Transforming  Personal Mobility

Transforming Personal Mobility

The original report can be found here.

The Earth Institute, Columbia University has done research three distinctly different case studies to assess the personal mobility system that results from combining:

  • The “Mobility Internet”
  • Self-driving/driverless vehicles
  • Shared vehicle systems
  • Specific-purpose vehicle designs
  • Advanced propulsion systems

Results indicate that this transformational mobility system:

  • Is capable of supplying better mobility experiences at radically lower cost under a wide range of circumstances
  • Offers substantial sustainability benefits through improved roadway safety, reduced roadway congestion, increased energy efficiency, reduced emissions, improved land use and enhanced equality of access.

CONTEXT

Global roadway transportation has evolved to an enormous scale since the first motorized vehicle was invented over a century ago. Today, nearly a billion cars and trucks move people and goods along the world’s roadways and consumers spend trillions of dollars each year on personally owned vehicles (including the costs of fuel, depreciation, financing, insurance, taxes, parking, and time) to experience the resulting mobility benefits.

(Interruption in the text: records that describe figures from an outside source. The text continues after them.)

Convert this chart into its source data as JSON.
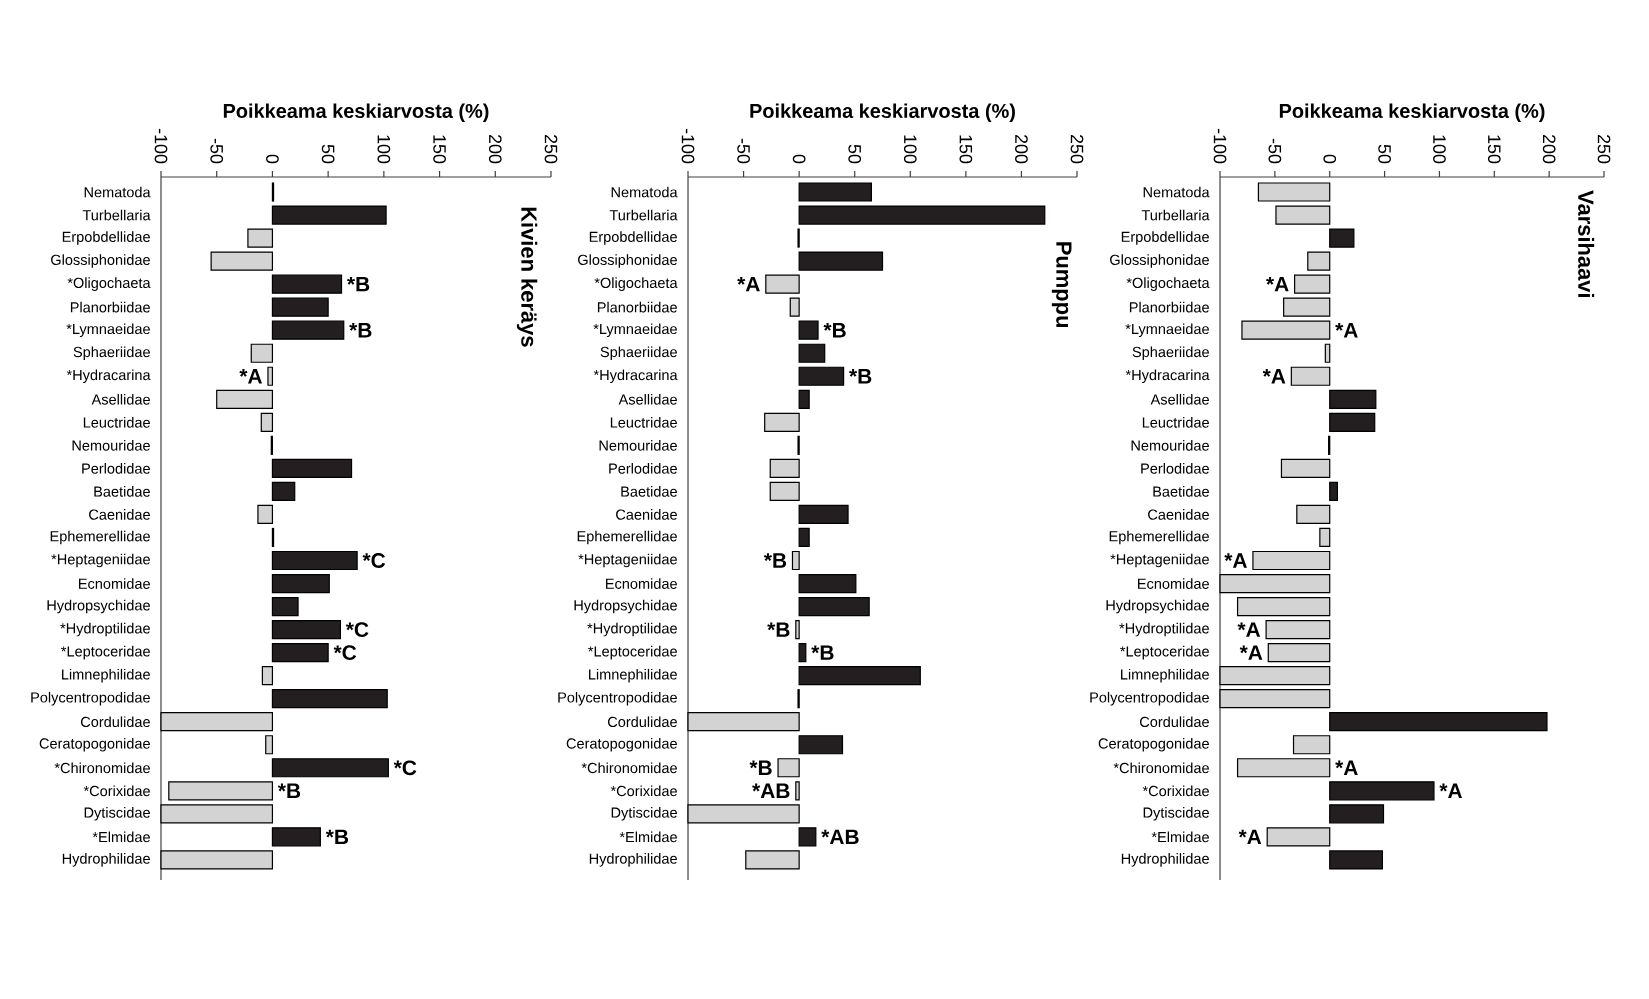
{
  "chart_data": [
    {
      "type": "bar",
      "orientation": "horizontal",
      "title": "Kivien keräys",
      "xlabel": "Poikkeama keskiarvosta (%)",
      "categories": [
        "Nematoda",
        "Turbellaria",
        "Erpobdellidae",
        "Glossiphonidae",
        "*Oligochaeta",
        "Planorbiidae",
        "*Lymnaeidae",
        "Sphaeriidae",
        "*Hydracarina",
        "Asellidae",
        "Leuctridae",
        "Nemouridae",
        "Perlodidae",
        "Baetidae",
        "Caenidae",
        "Ephemerellidae",
        "*Heptageniidae",
        "Ecnomidae",
        "Hydropsychidae",
        "*Hydroptilidae",
        "*Leptoceridae",
        "Limnephilidae",
        "Polycentropodidae",
        "Cordulidae",
        "Ceratopogonidae",
        "*Chironomidae",
        "*Corixidae",
        "Dytiscidae",
        "*Elmidae",
        "Hydrophilidae"
      ],
      "values": [
        1,
        102,
        -22,
        -55,
        62,
        50,
        64,
        -19,
        -4,
        -50,
        -10,
        -1,
        71,
        20,
        -13,
        1,
        76,
        51,
        23,
        61,
        50,
        -9,
        103,
        -100,
        -6,
        104,
        -93,
        -100,
        43,
        -100
      ],
      "colors": [
        "#231f20",
        "#231f20",
        "#d3d3d3",
        "#d3d3d3",
        "#231f20",
        "#231f20",
        "#231f20",
        "#d3d3d3",
        "#d3d3d3",
        "#d3d3d3",
        "#d3d3d3",
        "#d3d3d3",
        "#231f20",
        "#231f20",
        "#d3d3d3",
        "#231f20",
        "#231f20",
        "#231f20",
        "#231f20",
        "#231f20",
        "#231f20",
        "#d3d3d3",
        "#231f20",
        "#d3d3d3",
        "#d3d3d3",
        "#231f20",
        "#d3d3d3",
        "#d3d3d3",
        "#231f20",
        "#d3d3d3"
      ],
      "xlim": [
        -100,
        250
      ],
      "xticks": [
        -100,
        -50,
        0,
        50,
        100,
        150,
        200,
        250
      ],
      "annotations": [
        {
          "text": "*B",
          "x": 62,
          "y": "*Oligochaeta"
        },
        {
          "text": "*B",
          "x": 64,
          "y": "*Lymnaeidae"
        },
        {
          "text": "*A",
          "x": -4,
          "y": "*Hydracarina"
        },
        {
          "text": "*C",
          "x": 76,
          "y": "*Heptageniidae"
        },
        {
          "text": "*C",
          "x": 61,
          "y": "*Hydroptilidae"
        },
        {
          "text": "*C",
          "x": 50,
          "y": "*Leptoceridae"
        },
        {
          "text": "*C",
          "x": 104,
          "y": "*Chironomidae"
        },
        {
          "text": "*B",
          "x": 0,
          "y": "*Corixidae"
        },
        {
          "text": "*B",
          "x": 43,
          "y": "*Elmidae"
        }
      ]
    },
    {
      "type": "bar",
      "orientation": "horizontal",
      "title": "Pumppu",
      "xlabel": "Poikkeama keskiarvosta (%)",
      "categories": [
        "Nematoda",
        "Turbellaria",
        "Erpobdellidae",
        "Glossiphonidae",
        "*Oligochaeta",
        "Planorbiidae",
        "*Lymnaeidae",
        "Sphaeriidae",
        "*Hydracarina",
        "Asellidae",
        "Leuctridae",
        "Nemouridae",
        "Perlodidae",
        "Baetidae",
        "Caenidae",
        "Ephemerellidae",
        "*Heptageniidae",
        "Ecnomidae",
        "Hydropsychidae",
        "*Hydroptilidae",
        "*Leptoceridae",
        "Limnephilidae",
        "Polycentropodidae",
        "Cordulidae",
        "Ceratopogonidae",
        "*Chironomidae",
        "*Corixidae",
        "Dytiscidae",
        "*Elmidae",
        "Hydrophilidae"
      ],
      "values": [
        65,
        221,
        -1,
        75,
        -30,
        -8,
        17,
        23,
        40,
        9,
        -31,
        -1,
        -26,
        -26,
        44,
        9,
        -6,
        51,
        63,
        -3,
        6,
        109,
        -1,
        -100,
        39,
        -19,
        -3,
        -100,
        15,
        -48
      ],
      "colors": [
        "#231f20",
        "#231f20",
        "#231f20",
        "#231f20",
        "#d3d3d3",
        "#d3d3d3",
        "#231f20",
        "#231f20",
        "#231f20",
        "#231f20",
        "#d3d3d3",
        "#231f20",
        "#d3d3d3",
        "#d3d3d3",
        "#231f20",
        "#231f20",
        "#d3d3d3",
        "#231f20",
        "#231f20",
        "#d3d3d3",
        "#231f20",
        "#231f20",
        "#231f20",
        "#d3d3d3",
        "#231f20",
        "#d3d3d3",
        "#d3d3d3",
        "#d3d3d3",
        "#231f20",
        "#d3d3d3"
      ],
      "xlim": [
        -100,
        250
      ],
      "xticks": [
        -100,
        -50,
        0,
        50,
        100,
        150,
        200,
        250
      ],
      "annotations": [
        {
          "text": "*A",
          "x": -30,
          "y": "*Oligochaeta"
        },
        {
          "text": "*B",
          "x": 17,
          "y": "*Lymnaeidae"
        },
        {
          "text": "*B",
          "x": 40,
          "y": "*Hydracarina"
        },
        {
          "text": "*B",
          "x": -6,
          "y": "*Heptageniidae"
        },
        {
          "text": "*B",
          "x": -3,
          "y": "*Hydroptilidae"
        },
        {
          "text": "*B",
          "x": 6,
          "y": "*Leptoceridae"
        },
        {
          "text": "*B",
          "x": -19,
          "y": "*Chironomidae"
        },
        {
          "text": "*AB",
          "x": -3,
          "y": "*Corixidae"
        },
        {
          "text": "*AB",
          "x": 15,
          "y": "*Elmidae"
        }
      ]
    },
    {
      "type": "bar",
      "orientation": "horizontal",
      "title": "Varsihaavi",
      "xlabel": "Poikkeama keskiarvosta (%)",
      "categories": [
        "Nematoda",
        "Turbellaria",
        "Erpobdellidae",
        "Glossiphonidae",
        "*Oligochaeta",
        "Planorbiidae",
        "*Lymnaeidae",
        "Sphaeriidae",
        "*Hydracarina",
        "Asellidae",
        "Leuctridae",
        "Nemouridae",
        "Perlodidae",
        "Baetidae",
        "Caenidae",
        "Ephemerellidae",
        "*Heptageniidae",
        "Ecnomidae",
        "Hydropsychidae",
        "*Hydroptilidae",
        "*Leptoceridae",
        "Limnephilidae",
        "Polycentropodidae",
        "Cordulidae",
        "Ceratopogonidae",
        "*Chironomidae",
        "*Corixidae",
        "Dytiscidae",
        "*Elmidae",
        "Hydrophilidae"
      ],
      "values": [
        -65,
        -49,
        22,
        -20,
        -32,
        -42,
        -80,
        -4,
        -35,
        42,
        41,
        -1,
        -44,
        7,
        -30,
        -9,
        -70,
        -100,
        -84,
        -58,
        -56,
        -100,
        -100,
        198,
        -33,
        -84,
        95,
        49,
        -57,
        48
      ],
      "colors": [
        "#d3d3d3",
        "#d3d3d3",
        "#231f20",
        "#d3d3d3",
        "#d3d3d3",
        "#d3d3d3",
        "#d3d3d3",
        "#d3d3d3",
        "#d3d3d3",
        "#231f20",
        "#231f20",
        "#231f20",
        "#d3d3d3",
        "#231f20",
        "#d3d3d3",
        "#d3d3d3",
        "#d3d3d3",
        "#d3d3d3",
        "#d3d3d3",
        "#d3d3d3",
        "#d3d3d3",
        "#d3d3d3",
        "#d3d3d3",
        "#231f20",
        "#d3d3d3",
        "#d3d3d3",
        "#231f20",
        "#231f20",
        "#d3d3d3",
        "#231f20"
      ],
      "xlim": [
        -100,
        250
      ],
      "xticks": [
        -100,
        -50,
        0,
        50,
        100,
        150,
        200,
        250
      ],
      "annotations": [
        {
          "text": "*A",
          "x": -32,
          "y": "*Oligochaeta"
        },
        {
          "text": "*A",
          "x": 0,
          "y": "*Lymnaeidae"
        },
        {
          "text": "*A",
          "x": -35,
          "y": "*Hydracarina"
        },
        {
          "text": "*A",
          "x": -70,
          "y": "*Heptageniidae"
        },
        {
          "text": "*A",
          "x": -58,
          "y": "*Hydroptilidae"
        },
        {
          "text": "*A",
          "x": -56,
          "y": "*Leptoceridae"
        },
        {
          "text": "*A",
          "x": 0,
          "y": "*Chironomidae"
        },
        {
          "text": "*A",
          "x": 95,
          "y": "*Corixidae"
        },
        {
          "text": "*A",
          "x": -57,
          "y": "*Elmidae"
        }
      ]
    }
  ]
}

The growth of automobile transportation has occurred with virtually no disruptive change to the fundamental system conceived of by Karl Benz and popularized by Henry Ford. While this mobility system provides considerable personal freedom for those who can afford it and enables substantial economic activity, it is associated with serious side effects in terms of safety, energy, the environment, land use, traffic congestion, time use and equality of access.

In this context, a wide range of technology and business enablers are emerging that, when combined in innovative ways, promise to transform the way people and goods move around and interact economically and socially. Roadway transportation is now as ripe for transformation as the telecommunications, photography, computer, media, television and pharmaceutical industries were over the past two decades.